Donuts are certainly nothing new on the culinary scene—after all, they were handed out as an all-American greeting to immigrants landing on Ellis Island. Now, the trend is taking off in new ways in St. Louis, with funky flavors and toppings taking the treat well beyond its breakfast pastry roots. In the past year, artisanal donuts have risen everywhere from traditional brick-and-mortar shops to pop-up events and food trucks.
The Night Strangers
Born from a Kickstarter campaign and widely hyped for months on social media, Strange Donuts had a strong following before its doors even opened in October 2013. Inventive donuts with often cheeky names like the Butterfinger-laden Bart’s Revenge, long-john-style Fat Steve and peanut-butter-and-banana-pudding-loaded Fat Elvis are found behind the counter.

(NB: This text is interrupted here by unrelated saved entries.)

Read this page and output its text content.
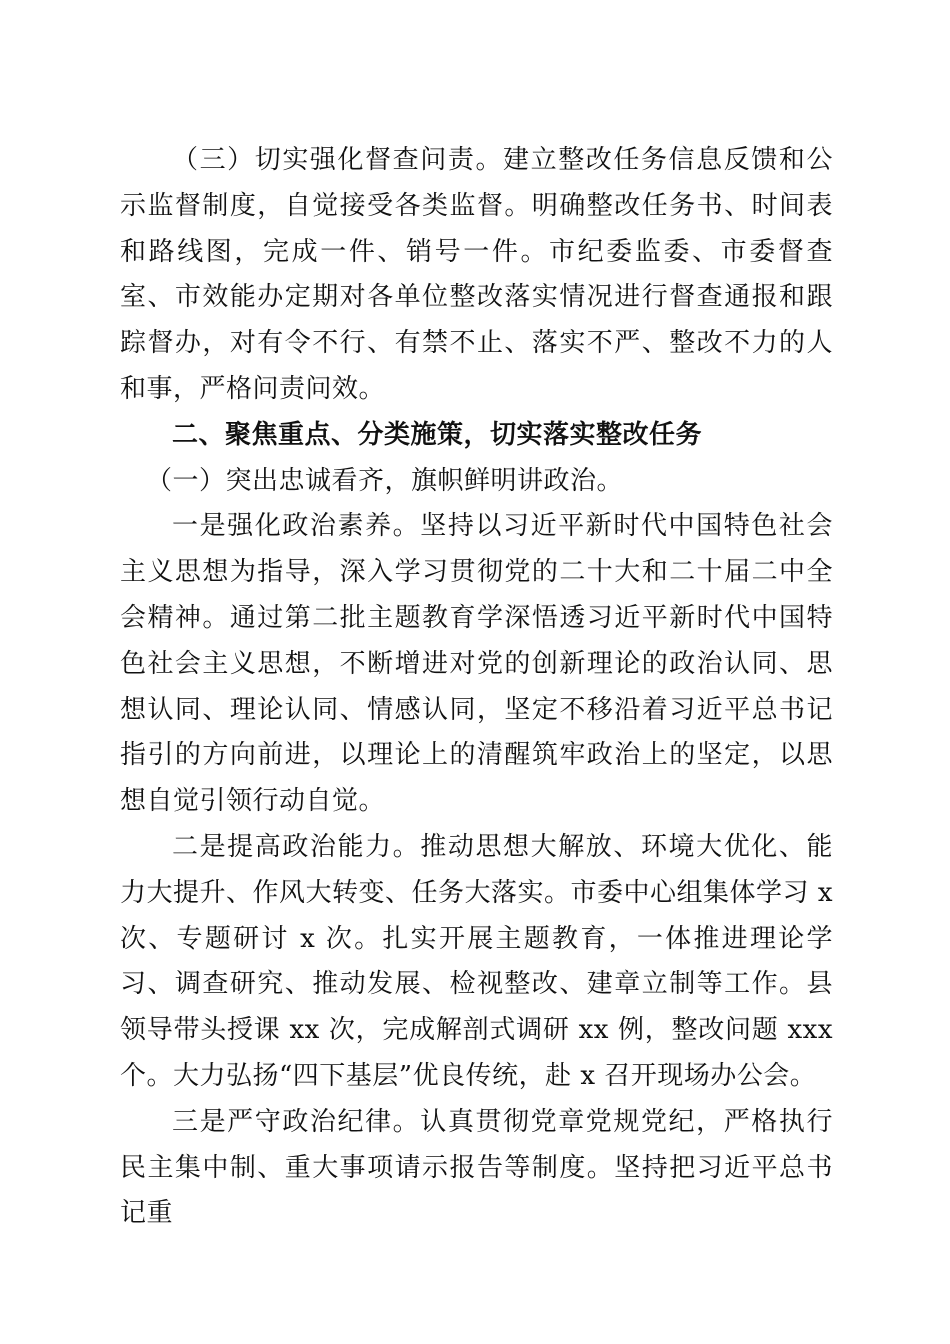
（三）切实强化督查问责。建立整改任务信息反馈和公示监督制度，自觉接受各类监督。明确整改任务书、时间表和路线图，完成一件、销号一件。市纪委监委、市委督查室、市效能办定期对各单位整改落实情况进行督查通报和跟踪督办，对有令不行、有禁不止、落实不严、整改不力的人和事，严格问责问效。

二、聚焦重点、分类施策，切实落实整改任务

（一）突出忠诚看齐，旗帜鲜明讲政治。

一是强化政治素养。坚持以习近平新时代中国特色社会主义思想为指导，深入学习贯彻党的二十大和二十届二中全会精神。通过第二批主题教育学深悟透习近平新时代中国特色社会主义思想，不断增进对党的创新理论的政治认同、思想认同、理论认同、情感认同，坚定不移沿着习近平总书记指引的方向前进，以理论上的清醒筑牢政治上的坚定，以思想自觉引领行动自觉。

二是提高政治能力。推动思想大解放、环境大优化、能力大提升、作风大转变、任务大落实。市委中心组集体学习 x 次、专题研讨 x 次。扎实开展主题教育，一体推进理论学习、调查研究、推动发展、检视整改、建章立制等工作。县领导带头授课 xx 次，完成解剖式调研 xx 例，整改问题 xxx 个。大力弘扬“四下基层”优良传统，赴 x 召开现场办公会。

三是严守政治纪律。认真贯彻党章党规党纪，严格执行民主集中制、重大事项请示报告等制度。坚持把习近平总书记重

On the weekends, the shop teams up with local restaurants for late-night “Stranger” creations like pizza “dones” with Pi Pizzeria and a turkey, cranberry stuffing and sweet potato glaze donut with Pappy’s. “I’d seen some cool donut-shop concepts that had been done in other cities, but nothing like that here,” co-owner Corey Smale says. “I saw an opportunity and I knew that we could do it the way we wanted to do it.” That approach has worked quite well for Smale and his partner Jason Bockman, with the two expanding their concept shop to Kirkwood and Columbia, MO, this fall.
Dough on the Go
Vincent Marsden has come a long way from standing over a tiny stand mixer and 2.7-liter fryer in his kitchen. For the past year, the Vincent Van Doughnut owner has been spotted around town serving fresh gourmet donuts out of his 1960 Ford Grumman Olson step van named Clyde. “The idea to do a donut shop with elevated, artisanal-style donuts was something that I’d been sitting on for about four years,” Marsden says. “When the Strange guys came along, I thought it was a really good time because it meant that St. Louis was ready to see this stuff.” Marsden makes all of his donuts himself from scratch, in flavors like lemon lavender, chocolate salted caramel and maple bacon. Drawn to the idea of locally made donuts, restaurants including Atomic Cowboy, Alumni Saint Louis and White Box Eatery have sought to include Marsden’s donuts on their menus. After nabbing first place on the Cooking Channel’s “Donut Showdown,” Marsden says he’s scouting out spots for a brick-and-mortar location to expand production of the beloved mobile donut truck’s offerings.
Fit for a Pharaoh
About 20 years ago, Amon Aziz was looking for a donut joint in his area and couldn’t find one. He decided he’d see for himself just what it took to make a donut and discovered the process wasn’t too tricky. So, he went out on a limb to open his own shop, Pharaoh’s Donuts. Over the years, Aziz and his daughter Syeeda Aziz-Morris have crafted donuts for gas stations and corner shops in Missouri and Illinois, opening and closing a few storefronts in the area. In the spring, they opened their first retail space Downtown. You won’t find anything overly complicated here—Pharaoh’s makes old-school favorites like long johns, glazed donuts, fritters and jelly donuts. “We just stick to the traditional, old-fashioned donuts,” Aziz-Morris says. The lack of accoutrements serves the donuts just fine—for what they lack in frill, they make up for in glorious, classic flavor.